“You and me, if we would both sit here naked, it would change the energy.” That sounds like a safe bet, but Franz Rogowski is getting to a point here. “We wouldn’t have to do anything. We’d just take off our clothes.” He smiles at my nervous laugh, then gives an eyebrow raise that keeps his interviewer on his toes. This is the way Rogowski answers a question about the experience of filming a sex scene.
“You always depend on intimacy when you create scenes for a movie—it’s more obvious when you’re naked and you’re moaning,” he says. “But it’s not just having sex, you know? Having a conversation can be very intimate—as now, in this lovely Zoom conversation.”
Speaking with Rogowski, it seems, is not unlike watching him onscreen. The 37-year-old German actor has emerged as one of the most dynamic talents of his generation through a peculiar combination of wit, sexiness, vulnerability, and transparency. That last quality is key. His characters can behave cruelly, unbearably, or with bracing kindness and empathy; either way, Rogowski offers access into their vibrant, messy interior worlds. In his portrayals, they are funny and strange and deeply sad—the kinds of people we all recognize and who too rarely fill up the movies.
The honesty catches you off guard, and with that comes a thrilling unpredictability that explains his status as the art house man of the moment. The German auteur Christian Petzold cast Rogowski in 2018’s Transit; the next year, the actor took on a small but pivotal role in Terrence Malick’s World War II drama A Hidden Life. He’s now a global star primed to soar, completing ADR in three different languages on a given movie, acting around the world, and learning new ways of working along the way. He is in production on Andrea Arnold’s new movie, Bird, as we chat, shooting in the English town of Gravesend (Rogowski calls it “Brexitland”)—near where the director grew up—and giddy at the fact that he knows nothing more about his character or storyline than what’s on the pages Arnold gives him to act out for the day.
“We are dealing with all kinds of birdy issues here,” he says of the mystery project. Is he into that bird stuff? “Yes. I think I am an owl.” Okay, how so? After a pause, Rogowski hoots a few times in response. It is weirdly charming, and definitely confounding.
The superb film Passages (in US theaters August 4), which serves as the occasion for this interview, contains Rogowski’s most explosive and delicate performance yet. Not coincidentally, his character is highly chaotic. We meet Rogowski’s Tomas as a German filmmaker living in Paris, wrapping work on his latest movie. As he transitions back to regular life, he briefly loses interest in his long-term partner, the British Martin (Ben Whishaw), and finds himself intensely attracted to a French woman, Agathe (Adèle Exarchopoulos), who worked on the project. He begins an affair, swiftly moves in with her, and then starts pining for his old life—setting a fraught and heated love triangle in motion.
“He’s a fun character,” director Ira Sachs says, before qualifying with a laugh: “I mean, he’s a bad guy.” When it came to casting, Sachs thought about Jimmy Cagney. “Orson Welles once said [Cagney] was the greatest cinema actor ever—which I think is not far from true. [He] played people whose actions seemed despicable, and yet you loved him.” That model tracks here: Rogowski’s warm expressiveness barrels through even the most selfish of acts. He plays Tomas with delirious commitment. “He’s not really capable of putting a gloss over things or making something tidy when it’s not,” Whishaw tells me. “[Franz] is very frank. He’s very direct. At least, that’s how he seems to me.”

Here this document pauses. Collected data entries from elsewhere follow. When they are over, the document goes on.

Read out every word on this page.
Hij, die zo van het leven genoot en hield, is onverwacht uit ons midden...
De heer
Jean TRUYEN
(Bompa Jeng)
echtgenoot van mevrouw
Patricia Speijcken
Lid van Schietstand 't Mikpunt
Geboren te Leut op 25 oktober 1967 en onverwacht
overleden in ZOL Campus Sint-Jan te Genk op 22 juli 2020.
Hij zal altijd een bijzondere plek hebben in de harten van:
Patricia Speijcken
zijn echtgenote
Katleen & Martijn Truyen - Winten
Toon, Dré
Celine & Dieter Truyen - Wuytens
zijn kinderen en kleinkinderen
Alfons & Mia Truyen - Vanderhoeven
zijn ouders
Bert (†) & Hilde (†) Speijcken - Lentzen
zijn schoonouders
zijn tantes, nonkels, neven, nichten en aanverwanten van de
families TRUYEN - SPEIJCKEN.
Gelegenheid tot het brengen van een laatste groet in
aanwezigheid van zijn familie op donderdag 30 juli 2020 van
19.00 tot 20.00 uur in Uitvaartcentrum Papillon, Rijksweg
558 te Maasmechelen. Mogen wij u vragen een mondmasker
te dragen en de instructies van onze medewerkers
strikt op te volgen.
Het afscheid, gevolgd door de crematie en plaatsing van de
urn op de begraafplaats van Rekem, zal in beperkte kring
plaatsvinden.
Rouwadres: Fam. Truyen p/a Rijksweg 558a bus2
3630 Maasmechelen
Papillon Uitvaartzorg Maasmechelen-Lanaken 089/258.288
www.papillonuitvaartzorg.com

Rogowski fell in love with acting and got his first acting lesson in the same moment. “I was looking in the face of my mother, and I was trying to figure out what she would want,” he says. “Then I made the right gestures and I gave her a smile. She smiled back in return.” He lights up at the memory. All these years later, the basic takeaway from that interaction still applies. He wants to act so we react; he wants to feel right along with his audience. And he wants to grow from that process each time.
To inhabit a person as tricky and volatile as Tomas, Rogowski looked inward. In some ways, he came out of Passages with a richer sense of self, as well as a better sense of his personal style. He took home some of Tomas’s most provocative garments, including a striking snakeskin leather jacket, and has since integrated them into his wardrobe. He wears these pieces when out with friends, or at parties, or “maybe also at a campsite—you never know.” He likes the feeling the clothes give him, creating “a little push” to stand out from the crowd.
Of course, Tomas’s efforts at self-exploration come with a brazen disregard for the man with whom he’s chosen to spend his life. Rogowski says we all know guys like Tomas, that there might be a little of him in all of us. “How would you describe his behavior?” Rogowski asks me, intrigued. Terrifying, human, and, perhaps, primal, I reply. “Mm-hmm. Primal,” he says, delighted. “We all need some primal energy in our life. I’ve been working hard on the primal energy.”